In üppigen Beständen sollten erfahrungsgemäss zum Starten nur etwa 40 % der gesamten N-Menge gedüngt werden, das heisst 50 - 60 kg N/ha. In schwachen Beständen hingegen sollten mehr als 50 % also rund 70 - 80 kg N/ha verabreicht werden.
Sehr dünne Bestände keinesfalls höher andüngen! Wenn zu viele Pflanzen fehlen, kann auch Stickstoff diese nicht ersetzen.

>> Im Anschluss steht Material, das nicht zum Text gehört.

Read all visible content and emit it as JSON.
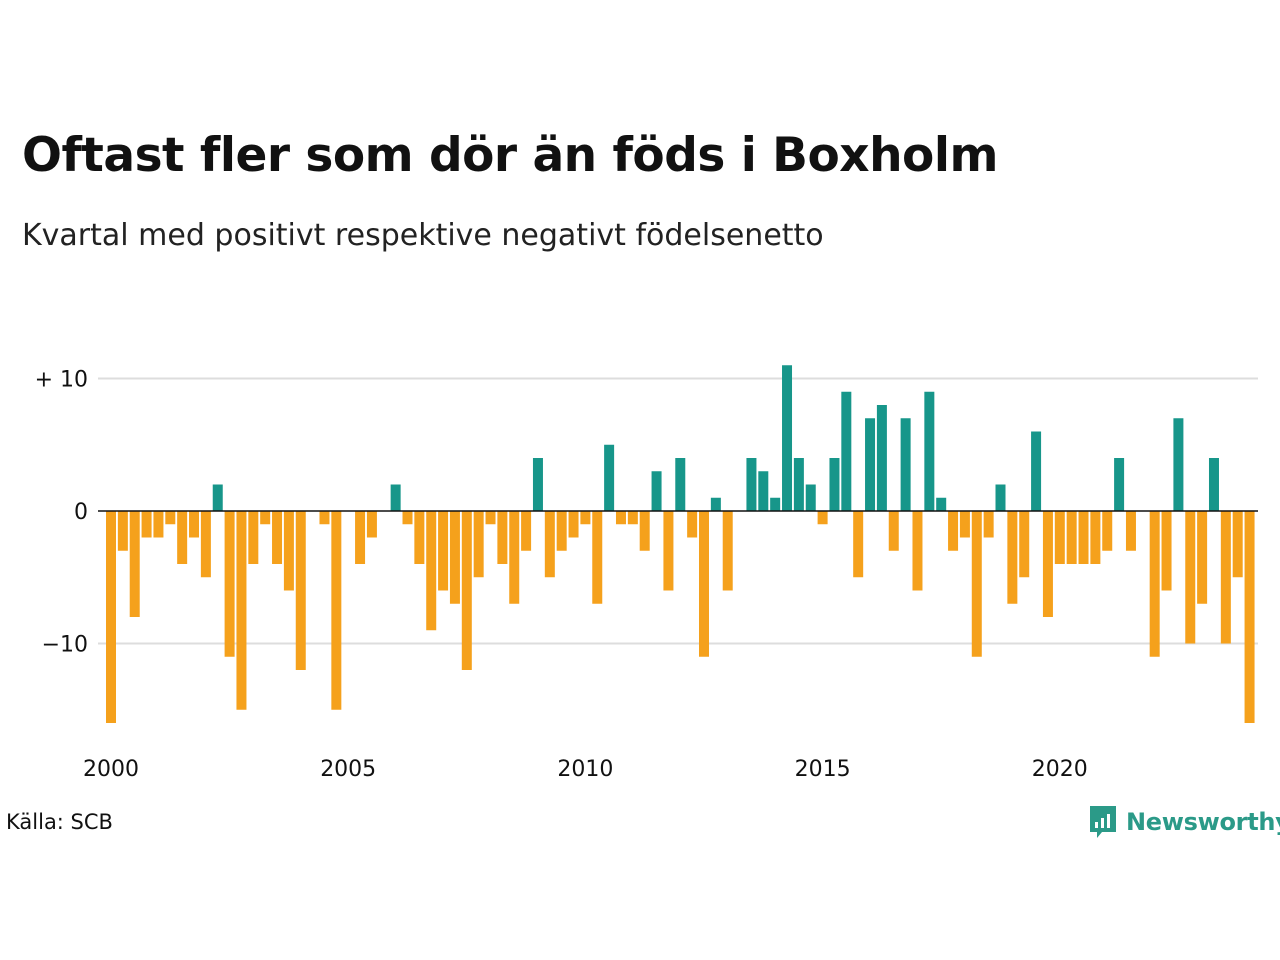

In normalen Beständen liegen Sie mit der Hälfte der erforderlichen N-Menge zum Starten goldrichtig. Zwei bis drei Wochen später, zu Beginn des Streckens, ist als zweite N-Gabe die restliche N-Menge von 60 - 90 kg N/ha zu düngen. Mit den neuen stabilisierten N-Düngern besteht nun die Möglichkeit, die gesamte N-Menge in einer Gabe kurz vor Vegetationsbeginn (i.d.R. vor dem 10. März) zu verabreichen. Hinsichtsichtlich Ertragswirkung und Ertragssicherheit hat sich dieses Verfahren in Deutschland bewährt. Da bei diesem N-Dünger kein Luxuskonsum auftritt, kann auch in üppigen Beständen problemlos eine frühe hohe N-Gabe verabreicht werden.

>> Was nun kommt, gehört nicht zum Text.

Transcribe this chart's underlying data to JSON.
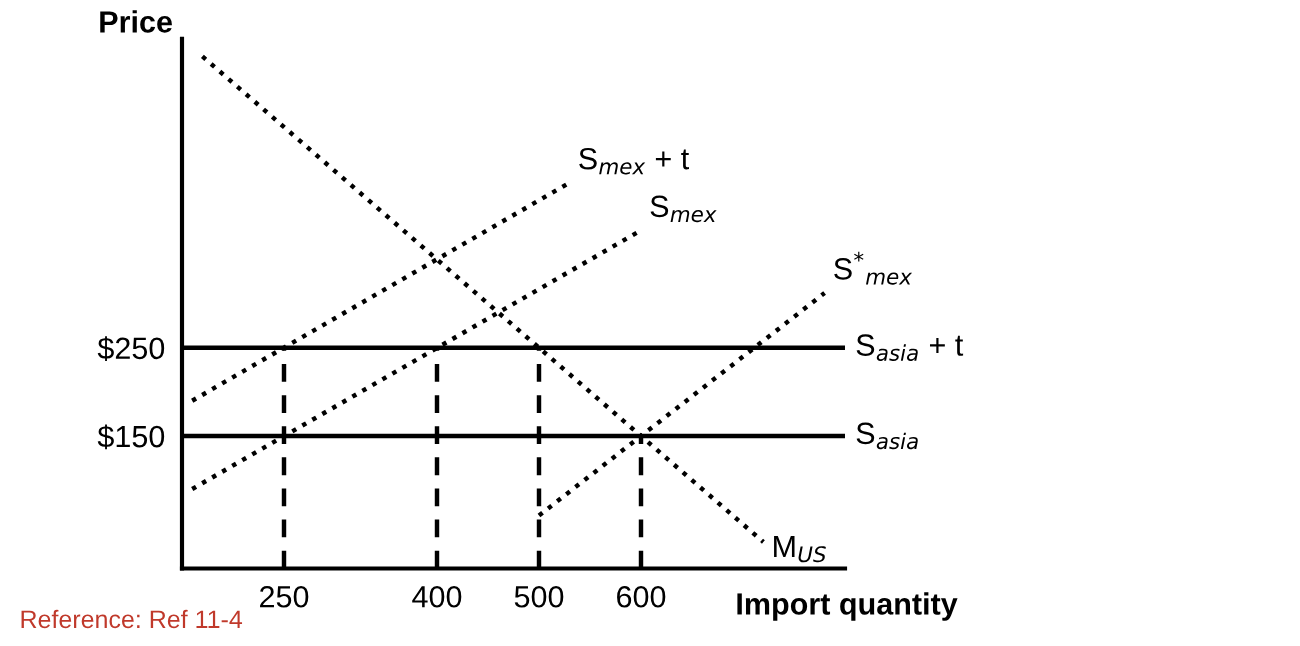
{
  "chart_data": {
    "type": "line",
    "xlabel": "Import quantity",
    "ylabel": "Price",
    "xlim": [
      150,
      800
    ],
    "ylim": [
      0,
      600
    ],
    "xticks": [
      250,
      400,
      500,
      600
    ],
    "yticks": [
      {
        "value": 150,
        "label": "$150"
      },
      {
        "value": 250,
        "label": "$250"
      }
    ],
    "grid": false,
    "line_style": "dotted",
    "series": [
      {
        "name": "S$_{mex}$ + t",
        "color": "#000000",
        "x": [
          160,
          530
        ],
        "values": [
          190,
          437
        ]
      },
      {
        "name": "S$_{mex}$",
        "color": "#000000",
        "x": [
          160,
          600
        ],
        "values": [
          90,
          383
        ]
      },
      {
        "name": "S$^{*}$$_{mex}$",
        "color": "#000000",
        "x": [
          500,
          600,
          780
        ],
        "values": [
          60,
          150,
          312
        ]
      },
      {
        "name": "M$_{US}$",
        "color": "#000000",
        "x": [
          170,
          500,
          600,
          720
        ],
        "values": [
          580,
          250,
          150,
          30
        ]
      },
      {
        "color": "#000000",
        "line_style": "dashed",
        "x": [
          250,
          250
        ],
        "values": [
          0,
          250
        ]
      },
      {
        "color": "#000000",
        "line_style": "dashed",
        "x": [
          400,
          400
        ],
        "values": [
          0,
          250
        ]
      },
      {
        "color": "#000000",
        "line_style": "dashed",
        "x": [
          500,
          500
        ],
        "values": [
          0,
          250
        ]
      },
      {
        "color": "#000000",
        "line_style": "dashed",
        "x": [
          600,
          600
        ],
        "values": [
          0,
          150
        ]
      }
    ],
    "ref_lines": [
      {
        "axis": "y",
        "value": 250,
        "label": "S$_{asia}$ + t",
        "color": "#000000",
        "line_style": "solid"
      },
      {
        "axis": "y",
        "value": 150,
        "label": "S$_{asia}$",
        "color": "#000000",
        "line_style": "solid"
      }
    ],
    "annotations": [
      "Reference: Ref 11-4"
    ]
  }
}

Wie jedes Jahr ist bei der Rapsdüngung auch dem hohen Schwefelbedarf Rechnung zu tragen. Auf Hochrisikostandorten (leichte, flachgründige, humusarme Böden, fehlende Zufuhr organischer Dünger) sind rund 60 kg S/ha einzusetzen; auf den übrigen Standorten dagegen reichen 20 - 40 kg. Mehr sollte nicht eingesetzt werden (Auswaschung!). Um einen hohen Wirkungsgrad zu erzielen, muss Schwefel bzw. die Hauptschwefelmenge in die erste Gabe fallen. Als Dünger empfehle ich Bor-Ammonsalpeter mit Schwefel (N26/S14). Damit wird auch gleichzeitig die erforderliche Bor-Versorgung sichergestellt. Kommen keine borhaltigen N/S-Dünger zum Einsatz, kann Bor auch in einem späteren Zeitpunkt mittels einer Borspritzung verabreicht werden.
Noch bestehende Schwefeldefizite können im Zeitpunkt der Abschlussgabe entweder über Mineraldünger (Bor-Ammonsalpeter + S, Mg-Ammonsalpeter + S) oder über Gülle gedeckt werden.